- The Washington Times - Thursday, September 29, 2005

Q: We refinanced our home in Washington in 2002. We have a 15-year fixed rate

at 5.875 percent. The balance began at $250,000 and we have since been making extra payments. Our balance is now close to $166,000. Our monthly principal and interest payment is $2,092.

We will be overseas on a work assignment for the next four years and are wondering whether it makes sense for us to continue to pay down the loan. If so, we will be close to having the house completely paid for when we return. It’s worth about $600,000 today.

The alternative would be for us to refinance the $166,000 to another 15-year loan, resulting in a lower payment. This would free up a lot of cash to use for other investments which would build an earnings base for retirement.

Would such a move be wise? Please let me know your thoughts.

A: These are excellent and necessary questions in order to make a financial plan. Owning a home outright used to be the goal of many homeowners. But thanks to low interest rates and alternative investment sources, it isn’t always the best course of action.

I have always believed that a personal financial plan should be well-balanced. Personal assets should not be too heavily weighted in one particular investment vehicle. It is for this reason that it often makes good sense to keep a mortgage. Let’s take a look.

You are paying an interest rate that is probably tax deductible of 5.875 percent on borrowed funds in the amount of $166,000.

Assuming that you will continue to work and earn an income for the next few years, deducting the interest paid on the mortgage will reduce your actual “cost-to-borrow” by perhaps 25 percent, meaning your true interest rate would be closer to 4.40 percent.

It’s important to point out that every time you make a principal payment to the loan, it is the equivalent of investing the money that earns a return of 4.40 percent, because a portion of your debt that costs 4.40 percent is reduced.

The equity in your home equals its value minus the mortgage debt, which, in your case, is $434,000.

Here are questions you need to ask yourself: Is having $434,000 in your home’s equity a balanced part of your household wealth? Do you make maximum contributions to a tax-deferred retirement account every year? Are you setting up savings accounts to pay for future expenses such as a college education for your children?

A few years ago, I had a client who was obsessed with owning his home free and clear. He took out a 15-year fixed-rate mortgage and paid it down on a seven-year plan.

Is this a good strategy? It turned out that this fellow had no Individual Retirement Account (IRA). He had no savings account. He had no investment portfolio. To make matters worse, he carried more than a $5,000 balance on his credit card every month. Clearly, this fellow did not have a balanced financial plan.
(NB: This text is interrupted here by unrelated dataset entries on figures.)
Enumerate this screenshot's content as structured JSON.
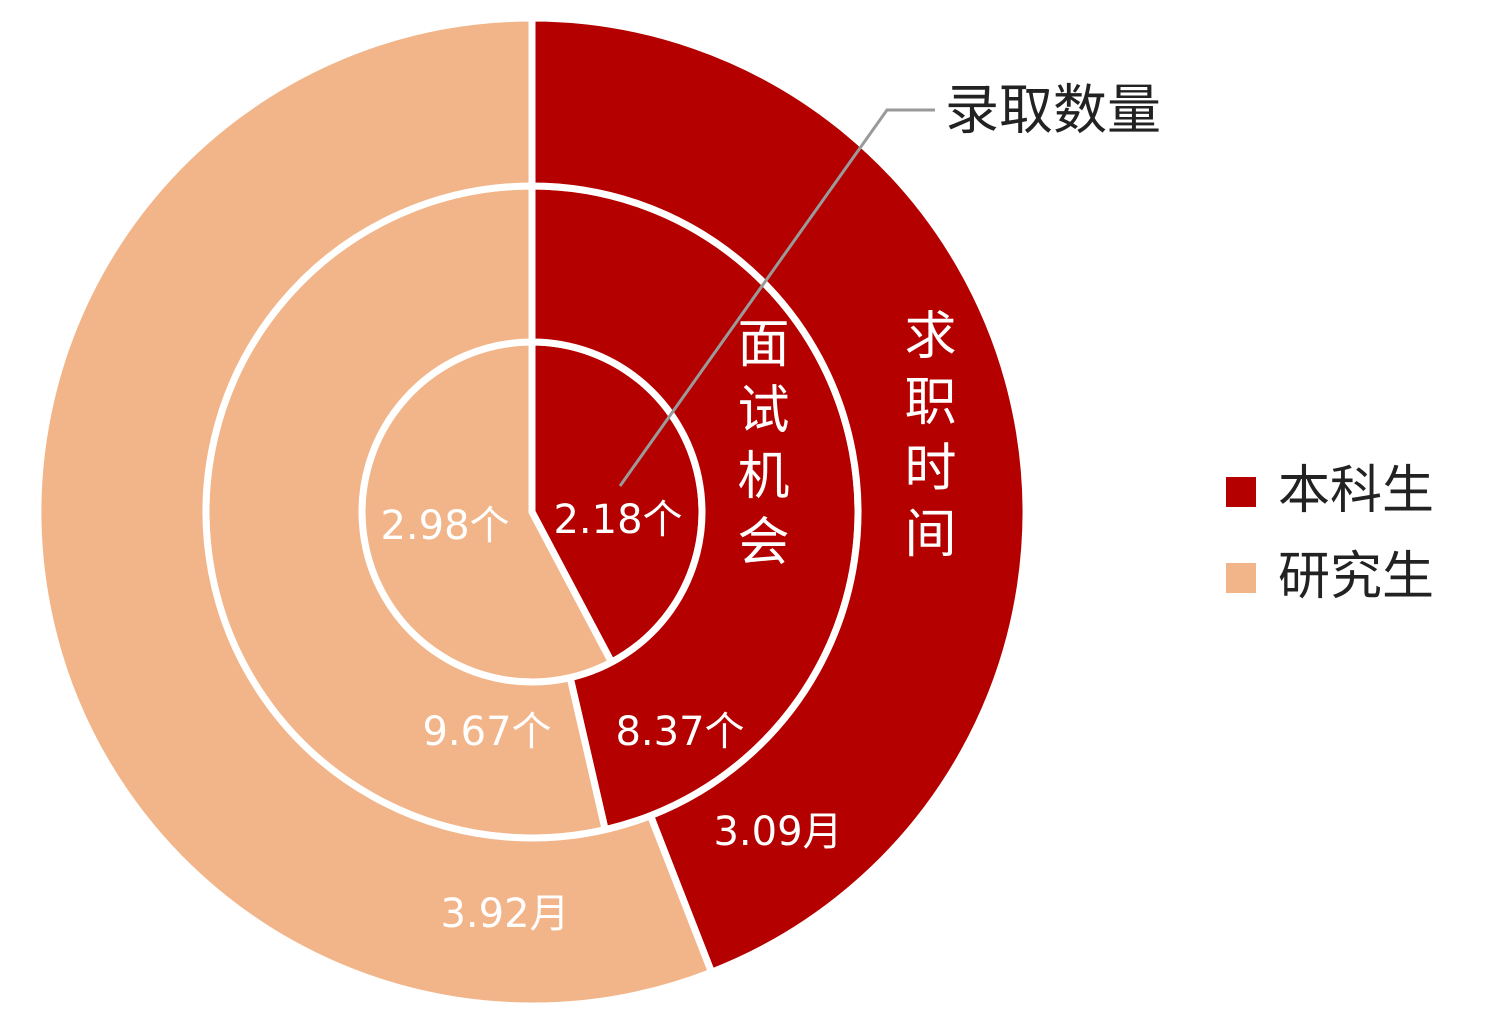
{
  "chart_data": {
    "type": "pie",
    "categories": [
      "本科生",
      "研究生"
    ],
    "colors": [
      "#b50000",
      "#f2b58a"
    ],
    "legend": "right",
    "rings": [
      {
        "name": "录取数量",
        "values": [
          2.18,
          2.98
        ],
        "value_labels": [
          "2.18个",
          "2.98个"
        ]
      },
      {
        "name": "面试机会",
        "values": [
          8.37,
          9.67
        ],
        "value_labels": [
          "8.37个",
          "9.67个"
        ]
      },
      {
        "name": "求职时间",
        "values": [
          3.09,
          3.92
        ],
        "value_labels": [
          "3.09月",
          "3.92月"
        ]
      }
    ]
  }
}
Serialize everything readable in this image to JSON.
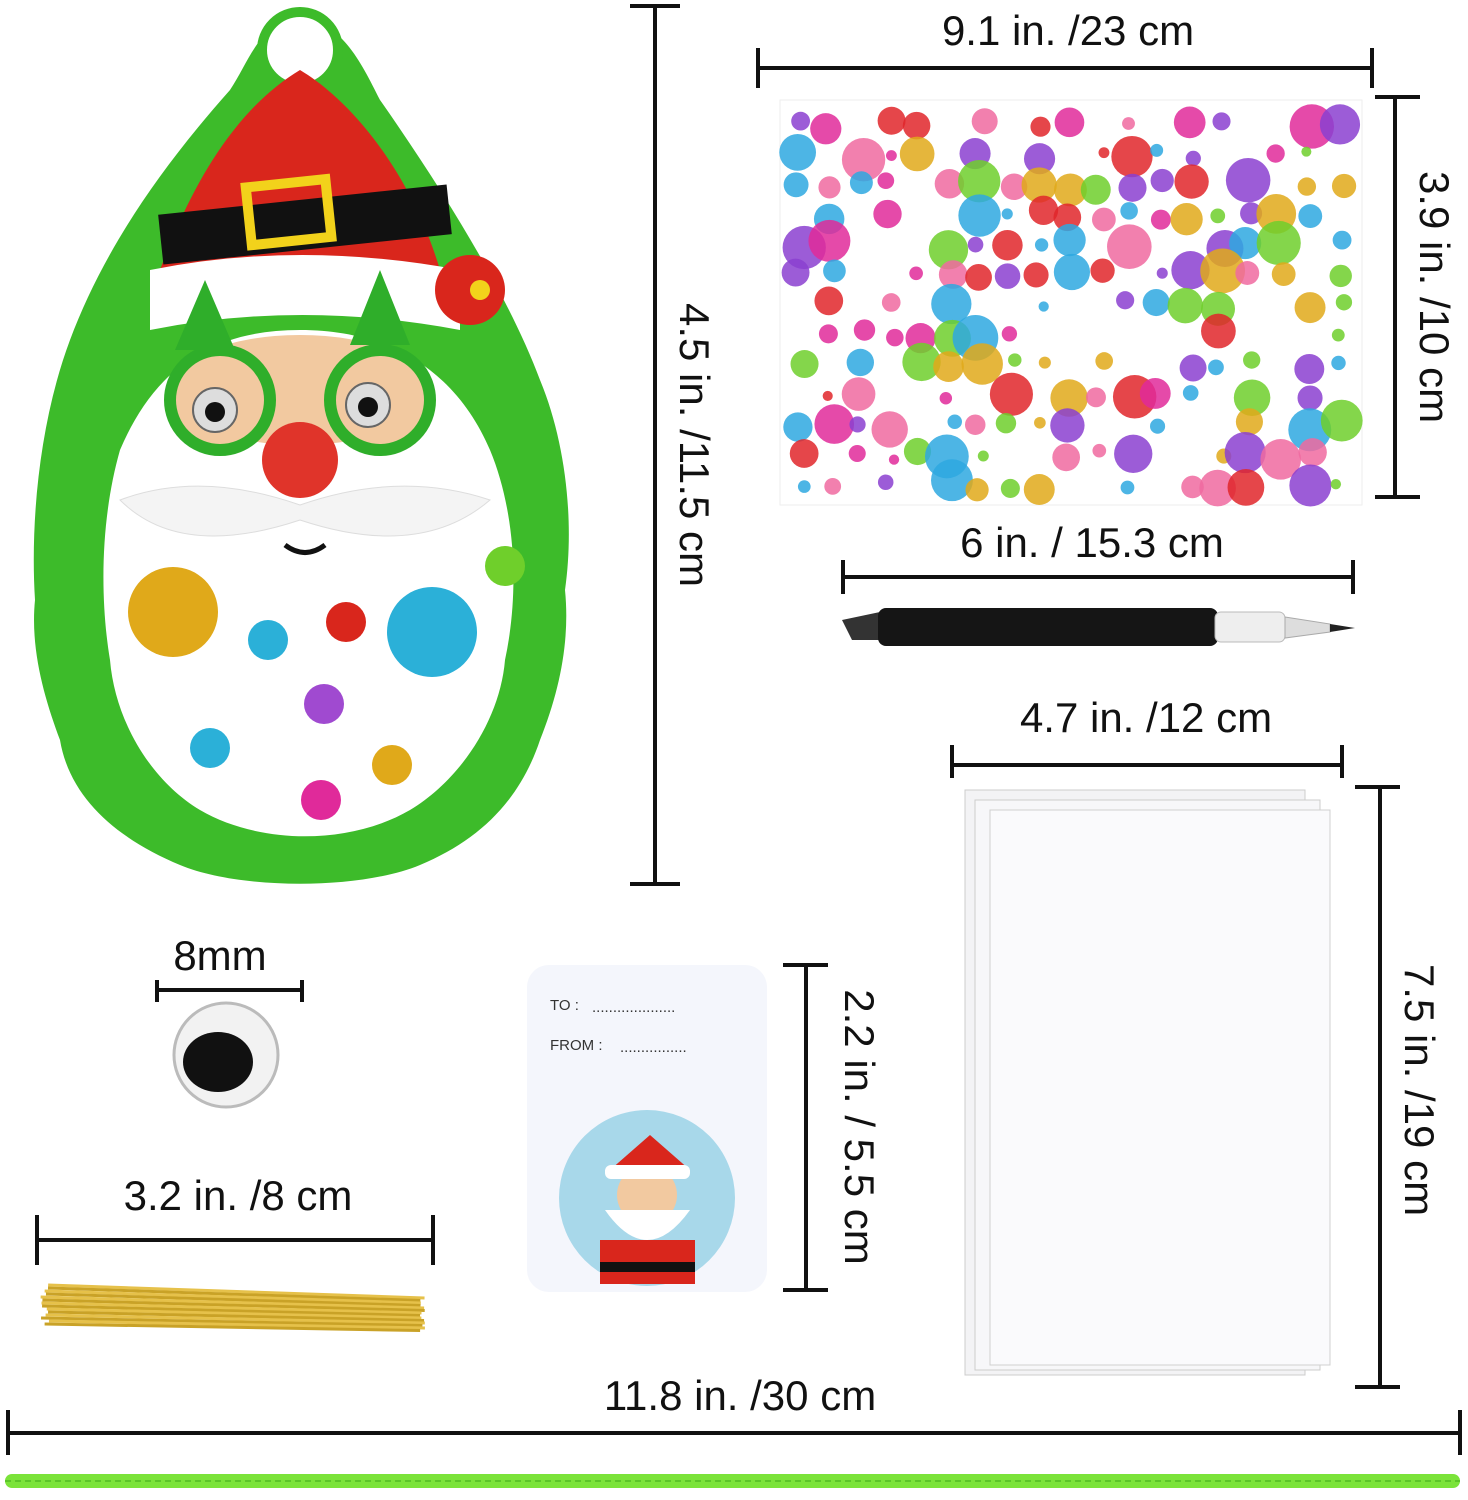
{
  "dimensions": {
    "ornament_height": "4.5 in. /11.5 cm",
    "sticker_width": "9.1 in. /23 cm",
    "sticker_height": "3.9 in. /10 cm",
    "pen_length": "6 in. / 15.3 cm",
    "bag_width": "4.7 in. /12 cm",
    "bag_height": "7.5 in. /19 cm",
    "eye_size": "8mm",
    "twist_tie_length": "3.2 in. /8 cm",
    "tag_height": "2.2 in. / 5.5 cm",
    "rope_length": "11.8 in. /30 cm"
  },
  "gift_tag": {
    "to_label": "TO :",
    "to_dots": "....................",
    "from_label": "FROM :",
    "from_dots": "................"
  },
  "colors": {
    "ornament_green": "#3dbb2a",
    "hat_red": "#d9261c",
    "rope_green": "#7be33a",
    "tie_gold": "#c9a227"
  }
}
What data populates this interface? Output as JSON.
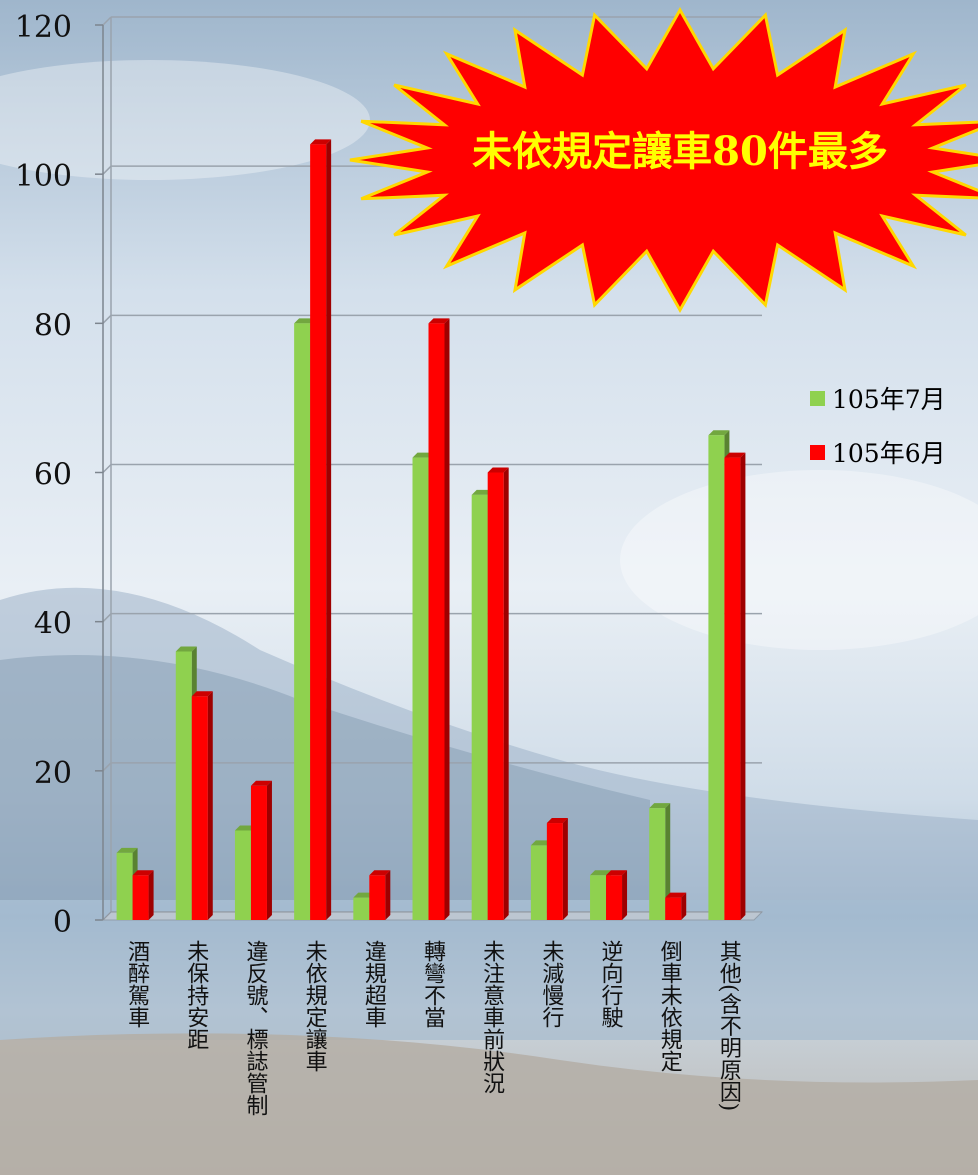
{
  "chart_data": {
    "type": "bar",
    "categories": [
      "酒醉駕車",
      "未保持安距",
      "違反號、標誌管制",
      "未依規定讓車",
      "違規超車",
      "轉彎不當",
      "未注意車前狀況",
      "未減慢行",
      "逆向行駛",
      "倒車未依規定",
      "其他(含不明原因)"
    ],
    "series": [
      {
        "name": "105年7月",
        "color": "#8fd14f",
        "values": [
          9,
          36,
          12,
          80,
          3,
          62,
          57,
          10,
          6,
          15,
          65
        ]
      },
      {
        "name": "105年6月",
        "color": "#ff0000",
        "values": [
          6,
          30,
          18,
          104,
          6,
          80,
          60,
          13,
          6,
          3,
          62
        ]
      }
    ],
    "yticks": [
      0,
      20,
      40,
      60,
      80,
      100,
      120
    ],
    "ylim": [
      0,
      120
    ],
    "grid": true,
    "legend_position": "right",
    "annotation": "未依規定讓車80件最多"
  }
}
If you have a healthy investment portfolio, a good IRA plan, and some liquid cash for an emergency, there’s nothing wrong with plowing some extra cash into your loan balance.

But a lot of savvy individuals choose to hold a mortgage for one reason: They can earn more by investing the borrowed money.

Consider this real-life example: A client takes out a $500,000 loan with a 10-year fixed rate of 5.50 percent. The mortgage allows interest-only payments, so his minimum monthly payment is $2,291 ($500,000 X 5.50 percent divided by 12 months).

The program also allows him to amortize the loan over 15 years, with a payment of $4,085. Such a payment made for five years would drop the mortgage balance to $376,445, gaining $123,555 in equity.

Instead, he decides to make the interest-only payment and invest the difference of $1,794 ($4,085 minus $2,291) into a reliable mutual fund that earns an average return of 8 percent annually.

I came up with some interesting numbers.

• At the end of five years, the mutual fund grew from a balance of $1,794 to $134,490. This exceeds the amount of equity gained by paying down the loan by $10,932.

• The amount of tax-deductible interest paid over five years under the interest-only plan is $151,250. Under the 15-year payment plan, the interest paid drops to $131,569 over the first 5 years. Assuming a 28 percent tax, the interest-only plan saves $5,511 in taxes over five years.

The comparison is obvious. The amortized plan increases equity by $123,555. The interest-only plan creates no equity but increases assets by $134,490 and saves $5,511 in tax obligation. Overall, the interest-only/investment plan increases the wealth by $16,443 ($10,932 gain from mutual funds plus $5,511 in tax savings.)

I am not necessarily endorsing such a financial plan. I am merely illustrating the benefits of leverage.

Remember there is no guarantee. If your investment returns less than the mortgage rate, you’re losing money.

If you already have considerable equity in your home and will continue to have a taxable income, today’s low rates provide a good argument to maintain a mortgage and invest wisely.

You asked about refinancing to another 15-year program. I might suggest a program that doesn’t force accelerated principal curtailment, if, indeed, you decide that holding a mortgage fits your overall plan.

Also, since you are overseas, you may have to refinance the property as an investor. These programs carry a higher interest rate. Speak with a good loan officer who can analyze your situation in detail before making any decisions.